We compare your contractor earnings (day rate × working days) against the permanent package value. For permanent roles, the package value includes base salary, employer pension contributions, and annual bonus (as % or fixed). Paid holiday is shown separately as context because it is normally already included in a salaried role. For contractors, we optionally deduct IR35-related costs (employer's NI bands, Apprentice Levy, umbrella fees) or outside‑IR35 business costs (accountant, bank and insurance).
You enter your expected working days per year. The default is 223, which roughly accounts for weekends, bank holidays and time off between contracts or for holidays. You can change this to suit your situation.
If you select Inside IR35, the day rate is treated as the umbrella assignment rate before employer costs. We apply Employer's NI above the £5,000 secondary threshold using the percentage you enter, plus Apprentice Levy at your chosen %, and umbrella company fees (either a % of income or a fixed weekly fee × 52).

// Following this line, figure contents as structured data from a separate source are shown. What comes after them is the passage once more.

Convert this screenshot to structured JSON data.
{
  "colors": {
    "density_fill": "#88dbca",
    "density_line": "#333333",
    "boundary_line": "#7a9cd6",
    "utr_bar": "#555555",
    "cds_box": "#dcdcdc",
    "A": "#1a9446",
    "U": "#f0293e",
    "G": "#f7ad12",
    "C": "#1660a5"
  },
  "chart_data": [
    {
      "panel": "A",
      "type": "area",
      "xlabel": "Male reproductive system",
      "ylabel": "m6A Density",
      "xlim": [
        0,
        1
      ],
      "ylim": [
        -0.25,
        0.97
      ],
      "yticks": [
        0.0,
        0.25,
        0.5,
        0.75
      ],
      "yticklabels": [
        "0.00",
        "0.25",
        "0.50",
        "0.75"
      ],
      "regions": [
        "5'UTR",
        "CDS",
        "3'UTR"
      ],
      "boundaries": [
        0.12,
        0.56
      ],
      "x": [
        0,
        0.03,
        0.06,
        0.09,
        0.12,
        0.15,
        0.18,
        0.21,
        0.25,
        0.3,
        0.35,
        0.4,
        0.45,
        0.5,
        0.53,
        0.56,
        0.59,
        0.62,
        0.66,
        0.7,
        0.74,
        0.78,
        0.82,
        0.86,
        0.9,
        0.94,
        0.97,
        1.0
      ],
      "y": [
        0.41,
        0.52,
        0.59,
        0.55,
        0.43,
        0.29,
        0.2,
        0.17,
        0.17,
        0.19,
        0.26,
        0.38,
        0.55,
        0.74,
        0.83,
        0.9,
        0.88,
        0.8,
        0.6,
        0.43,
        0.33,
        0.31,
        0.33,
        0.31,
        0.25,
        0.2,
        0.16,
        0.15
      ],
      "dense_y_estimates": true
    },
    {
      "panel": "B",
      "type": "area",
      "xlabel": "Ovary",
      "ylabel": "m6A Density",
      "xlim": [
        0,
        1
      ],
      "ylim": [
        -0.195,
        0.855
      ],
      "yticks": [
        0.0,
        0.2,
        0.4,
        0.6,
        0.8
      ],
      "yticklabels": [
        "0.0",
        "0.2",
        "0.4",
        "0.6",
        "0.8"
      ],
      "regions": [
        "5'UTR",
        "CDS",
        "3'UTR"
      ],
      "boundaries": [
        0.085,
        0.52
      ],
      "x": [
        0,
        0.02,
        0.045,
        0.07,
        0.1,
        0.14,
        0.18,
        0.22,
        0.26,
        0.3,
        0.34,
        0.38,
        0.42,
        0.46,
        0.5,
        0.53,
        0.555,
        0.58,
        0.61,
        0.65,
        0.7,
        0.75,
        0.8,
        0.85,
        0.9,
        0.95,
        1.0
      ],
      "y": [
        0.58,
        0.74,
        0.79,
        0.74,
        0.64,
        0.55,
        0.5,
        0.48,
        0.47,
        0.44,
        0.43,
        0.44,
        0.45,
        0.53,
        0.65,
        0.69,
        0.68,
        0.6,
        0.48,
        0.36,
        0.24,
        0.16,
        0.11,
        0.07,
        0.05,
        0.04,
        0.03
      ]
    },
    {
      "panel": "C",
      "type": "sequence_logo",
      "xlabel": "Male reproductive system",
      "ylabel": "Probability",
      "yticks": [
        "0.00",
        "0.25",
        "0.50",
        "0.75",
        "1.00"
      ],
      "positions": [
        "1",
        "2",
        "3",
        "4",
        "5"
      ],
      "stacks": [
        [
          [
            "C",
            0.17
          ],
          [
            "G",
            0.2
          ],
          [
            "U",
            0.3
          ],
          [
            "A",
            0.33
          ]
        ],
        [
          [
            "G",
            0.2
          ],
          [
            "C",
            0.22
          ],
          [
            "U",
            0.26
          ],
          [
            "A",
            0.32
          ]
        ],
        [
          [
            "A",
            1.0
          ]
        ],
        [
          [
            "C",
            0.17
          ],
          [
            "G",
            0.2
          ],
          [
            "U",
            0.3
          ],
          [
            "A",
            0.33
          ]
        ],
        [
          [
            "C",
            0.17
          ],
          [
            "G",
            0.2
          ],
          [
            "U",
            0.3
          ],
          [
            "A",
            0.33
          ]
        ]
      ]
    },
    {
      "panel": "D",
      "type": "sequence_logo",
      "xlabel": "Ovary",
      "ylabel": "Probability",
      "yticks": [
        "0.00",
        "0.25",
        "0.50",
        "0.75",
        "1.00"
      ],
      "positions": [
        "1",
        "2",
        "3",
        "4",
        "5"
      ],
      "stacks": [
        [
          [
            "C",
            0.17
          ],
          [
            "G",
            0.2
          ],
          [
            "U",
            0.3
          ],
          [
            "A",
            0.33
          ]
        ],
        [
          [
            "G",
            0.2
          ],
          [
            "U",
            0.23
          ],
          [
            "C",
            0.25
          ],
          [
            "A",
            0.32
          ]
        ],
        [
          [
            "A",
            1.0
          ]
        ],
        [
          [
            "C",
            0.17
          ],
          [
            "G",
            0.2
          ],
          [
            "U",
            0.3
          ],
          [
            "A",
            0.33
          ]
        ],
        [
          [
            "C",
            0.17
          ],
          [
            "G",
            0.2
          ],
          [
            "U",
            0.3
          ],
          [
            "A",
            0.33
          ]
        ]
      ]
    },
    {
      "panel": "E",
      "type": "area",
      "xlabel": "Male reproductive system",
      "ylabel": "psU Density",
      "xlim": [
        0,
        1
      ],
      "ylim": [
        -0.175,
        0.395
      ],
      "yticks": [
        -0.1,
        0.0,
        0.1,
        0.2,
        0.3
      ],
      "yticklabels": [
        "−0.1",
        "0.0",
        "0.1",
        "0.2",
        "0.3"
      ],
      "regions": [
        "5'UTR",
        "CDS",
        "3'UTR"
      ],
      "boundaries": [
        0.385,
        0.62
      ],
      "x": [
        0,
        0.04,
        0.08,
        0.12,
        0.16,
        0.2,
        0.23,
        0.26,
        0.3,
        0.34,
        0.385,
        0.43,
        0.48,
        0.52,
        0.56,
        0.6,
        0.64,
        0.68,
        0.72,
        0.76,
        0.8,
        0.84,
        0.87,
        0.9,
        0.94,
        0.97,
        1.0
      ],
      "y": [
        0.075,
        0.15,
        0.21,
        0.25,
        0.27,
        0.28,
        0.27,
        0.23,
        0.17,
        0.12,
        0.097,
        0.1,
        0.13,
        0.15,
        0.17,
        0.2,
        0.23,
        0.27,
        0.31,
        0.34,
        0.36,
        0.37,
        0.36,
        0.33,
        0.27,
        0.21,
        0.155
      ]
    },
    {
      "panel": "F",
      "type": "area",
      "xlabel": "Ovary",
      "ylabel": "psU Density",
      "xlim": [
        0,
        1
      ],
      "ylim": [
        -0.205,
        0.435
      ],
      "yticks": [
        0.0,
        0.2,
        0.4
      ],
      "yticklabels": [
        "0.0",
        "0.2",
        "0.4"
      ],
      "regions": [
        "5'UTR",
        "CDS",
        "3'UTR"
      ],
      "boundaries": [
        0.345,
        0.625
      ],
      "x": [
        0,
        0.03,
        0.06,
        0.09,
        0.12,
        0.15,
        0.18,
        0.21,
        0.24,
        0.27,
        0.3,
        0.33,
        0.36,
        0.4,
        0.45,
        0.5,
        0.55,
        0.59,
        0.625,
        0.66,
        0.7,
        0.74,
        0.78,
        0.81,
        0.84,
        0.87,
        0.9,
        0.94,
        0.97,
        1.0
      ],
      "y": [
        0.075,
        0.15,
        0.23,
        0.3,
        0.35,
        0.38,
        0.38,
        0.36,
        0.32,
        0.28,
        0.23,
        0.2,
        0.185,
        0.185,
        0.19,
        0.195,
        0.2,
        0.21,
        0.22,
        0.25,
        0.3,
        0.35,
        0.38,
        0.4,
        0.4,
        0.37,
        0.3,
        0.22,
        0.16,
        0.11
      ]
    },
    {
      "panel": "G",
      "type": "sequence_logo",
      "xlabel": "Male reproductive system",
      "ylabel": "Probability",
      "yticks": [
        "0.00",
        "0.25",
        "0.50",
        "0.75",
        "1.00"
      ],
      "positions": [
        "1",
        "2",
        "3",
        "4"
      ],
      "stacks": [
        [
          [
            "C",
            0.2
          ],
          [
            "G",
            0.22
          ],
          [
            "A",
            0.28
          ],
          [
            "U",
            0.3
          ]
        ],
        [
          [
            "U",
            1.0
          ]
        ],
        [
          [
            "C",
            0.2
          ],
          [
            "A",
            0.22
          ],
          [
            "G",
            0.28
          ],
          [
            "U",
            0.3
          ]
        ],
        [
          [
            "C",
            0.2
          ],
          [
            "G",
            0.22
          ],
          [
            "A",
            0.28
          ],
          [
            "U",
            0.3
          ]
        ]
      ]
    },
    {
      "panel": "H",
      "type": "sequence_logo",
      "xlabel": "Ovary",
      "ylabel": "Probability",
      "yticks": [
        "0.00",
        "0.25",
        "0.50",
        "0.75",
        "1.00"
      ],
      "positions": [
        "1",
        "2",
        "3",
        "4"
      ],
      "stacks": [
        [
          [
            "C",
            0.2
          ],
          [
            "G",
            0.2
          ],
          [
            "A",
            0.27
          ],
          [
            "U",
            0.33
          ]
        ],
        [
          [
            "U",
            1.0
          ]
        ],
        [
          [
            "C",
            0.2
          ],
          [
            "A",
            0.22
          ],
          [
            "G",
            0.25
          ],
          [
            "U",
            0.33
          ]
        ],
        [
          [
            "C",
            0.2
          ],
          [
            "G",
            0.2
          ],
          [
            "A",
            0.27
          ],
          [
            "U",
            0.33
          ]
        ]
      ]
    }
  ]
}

Percentage fees scale with your income (e.g. 3% of annual income). Fixed weekly fees are converted to an annual amount by multiplying by 52. Choose the option that matches your umbrella company.
We include typical limited‑company costs you input: accountant fees (monthly × 12), bank fees (monthly × 12), and business insurance (annual). These are subtracted from your contractor total to show an after‑costs figure.
We add the employer pension contribution (as a % of salary) and the annual bonus (either % of salary or a fixed £ amount) to the salary package. Paid holiday context is displayed separately for transparency, but it is not added again on top of salary.
Contractor daily rate is the amount you enter; contractor hourly rate is that daily rate divided by (hours per week ÷ 5). Permanent daily rate is the annual package value divided by working days (52×5 minus your holiday days). Permanent hourly rate is annual value divided by (52 × hours per week).
We compare the contractor figure after applicable deductions/costs to the permanent annual package value. The label shows which is higher, by how much per year, and the percentage difference.
For Inside IR35, yes: the result includes an estimated take-home pay comparison using the Workmax payroll calculation engine with a standard 1257L tax code, NI letter A and the employee pension percentage you enter. For Outside IR35, contractor take-home is not modelled because salary, dividends, corporation tax, VAT and expenses vary.
Yes — all IR35 percentages/fees and outside‑IR35 costs are editable in the form so you can reflect your real situation.
No. This tool is for guidance and education only. Consider seeking professional advice before making decisions.